We happened to be in the vicinity of Beram on all Saint's Day.  We had hoped to see Istria's most famous frescoes in the tiny Beram church.  Not realizing what November 1st meant to Croatians,  we watched with interest as carload after carload of well-dressed visitors approached the graveyard with flowers.  When we realized what was happening, we understood that this was not the appropriate day to ask for admission to the chapel.  Instead, we followed people into the graveyard, in order to better understand the nature of the holiday.

The flowers and candles made a stunning display.  we wandered quietly, taking in unfamiliar names, reading inscriptions, quietly observing.

I remember suddenly feeling that I was intruding on something very private - something sacred.  It felt like our idle curiosity had no place in that silent mourning , in that time of personal honour.

We quietly retraced our steps and sombrely drove away.
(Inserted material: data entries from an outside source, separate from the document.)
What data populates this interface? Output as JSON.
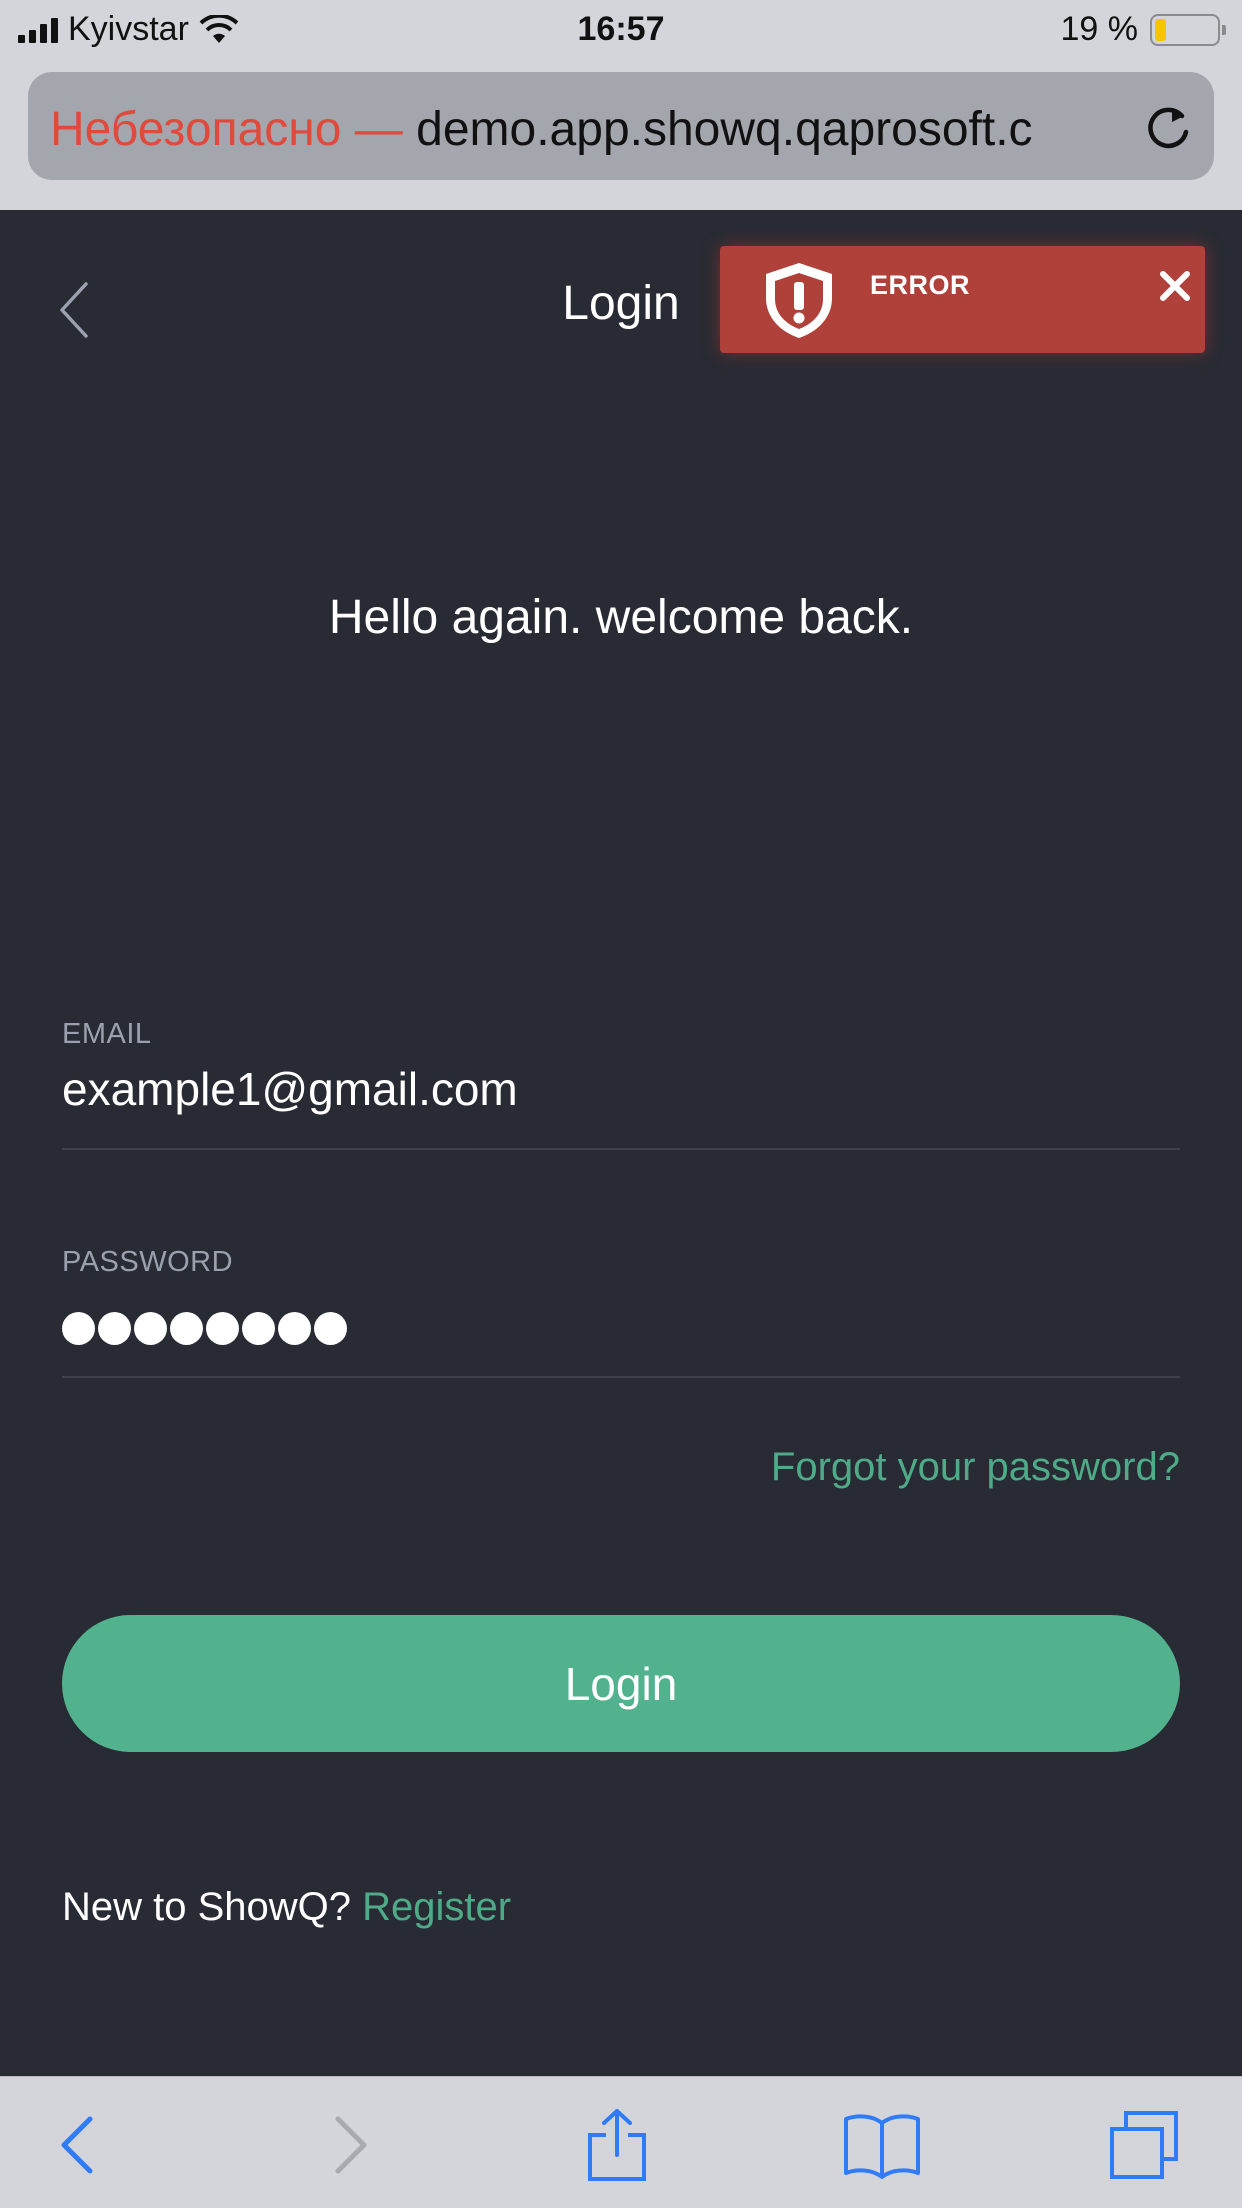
{
  "status_bar": {
    "carrier": "Kyivstar",
    "time": "16:57",
    "battery_text": "19 %",
    "battery_level": 0.19
  },
  "browser": {
    "url_warning": "Небезопасно —",
    "url_host": " demo.app.showq.qaprosoft.c",
    "reload_icon": "reload-icon"
  },
  "header": {
    "title": "Login"
  },
  "error_toast": {
    "title": "ERROR",
    "icon": "shield-exclamation-icon",
    "color": "#b0403a"
  },
  "greeting": "Hello again. welcome back.",
  "form": {
    "email_label": "EMAIL",
    "email_value": "example1@gmail.com",
    "password_label": "PASSWORD",
    "password_length": 8,
    "forgot_link": "Forgot your password?",
    "login_button": "Login"
  },
  "footer": {
    "new_text": "New to ShowQ? ",
    "register_link": "Register"
  },
  "colors": {
    "background": "#282b33",
    "accent": "#53b28e",
    "error": "#b0403a"
  },
  "toolbar": {
    "icons": [
      "back-icon",
      "forward-icon",
      "share-icon",
      "bookmarks-icon",
      "tabs-icon"
    ]
  }
}
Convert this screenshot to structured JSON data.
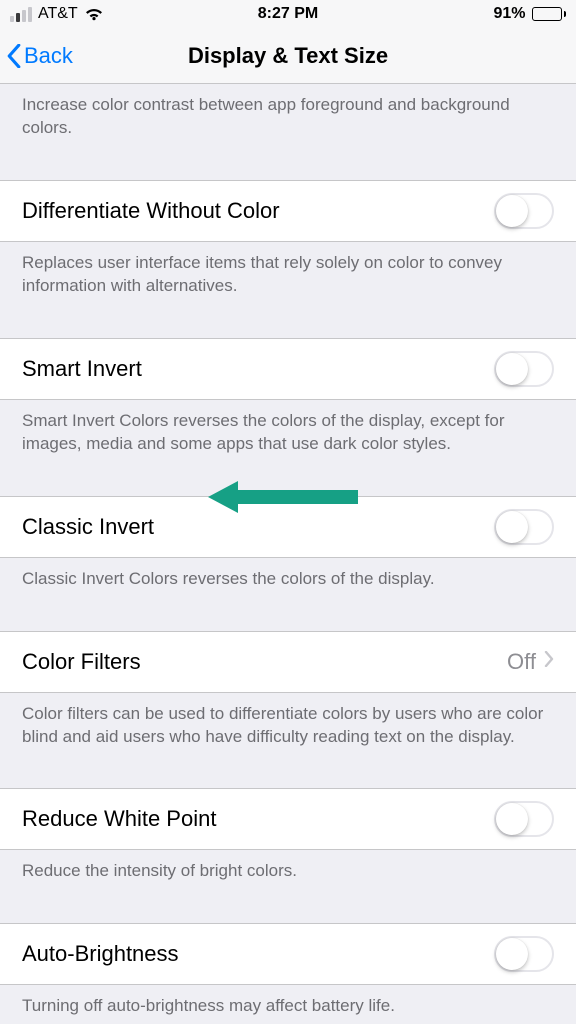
{
  "status": {
    "carrier": "AT&T",
    "time": "8:27 PM",
    "battery_pct": "91%"
  },
  "nav": {
    "back_label": "Back",
    "title": "Display & Text Size"
  },
  "groups": {
    "contrast_footer": "Increase color contrast between app foreground and background colors.",
    "diff_color": {
      "label": "Differentiate Without Color",
      "footer": "Replaces user interface items that rely solely on color to convey information with alternatives."
    },
    "smart_invert": {
      "label": "Smart Invert",
      "footer": "Smart Invert Colors reverses the colors of the display, except for images, media and some apps that use dark color styles."
    },
    "classic_invert": {
      "label": "Classic Invert",
      "footer": "Classic Invert Colors reverses the colors of the display."
    },
    "color_filters": {
      "label": "Color Filters",
      "value": "Off",
      "footer": "Color filters can be used to differentiate colors by users who are color blind and aid users who have difficulty reading text on the display."
    },
    "reduce_white": {
      "label": "Reduce White Point",
      "footer": "Reduce the intensity of bright colors."
    },
    "auto_brightness": {
      "label": "Auto-Brightness",
      "footer": "Turning off auto-brightness may affect battery life."
    }
  }
}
I left thinking that a day set aside to honour family was so much more fitting, more cultural, more beautiful than a day set aside to decorate with witches and give out candy.  I loved to see the families together, placing their floral tributes with care, enjoying the gorgeous fall splendour.

I am not Catholic - I don't know much about saints. I don't even know that much about what I observed on that day in Croatia.  But I do know that it gave me a unique chance to glimpse a people who value family above all else, who exhibit strong principles of  a societal bond worth celebrating - and I am so glad that I was there to be a part of it!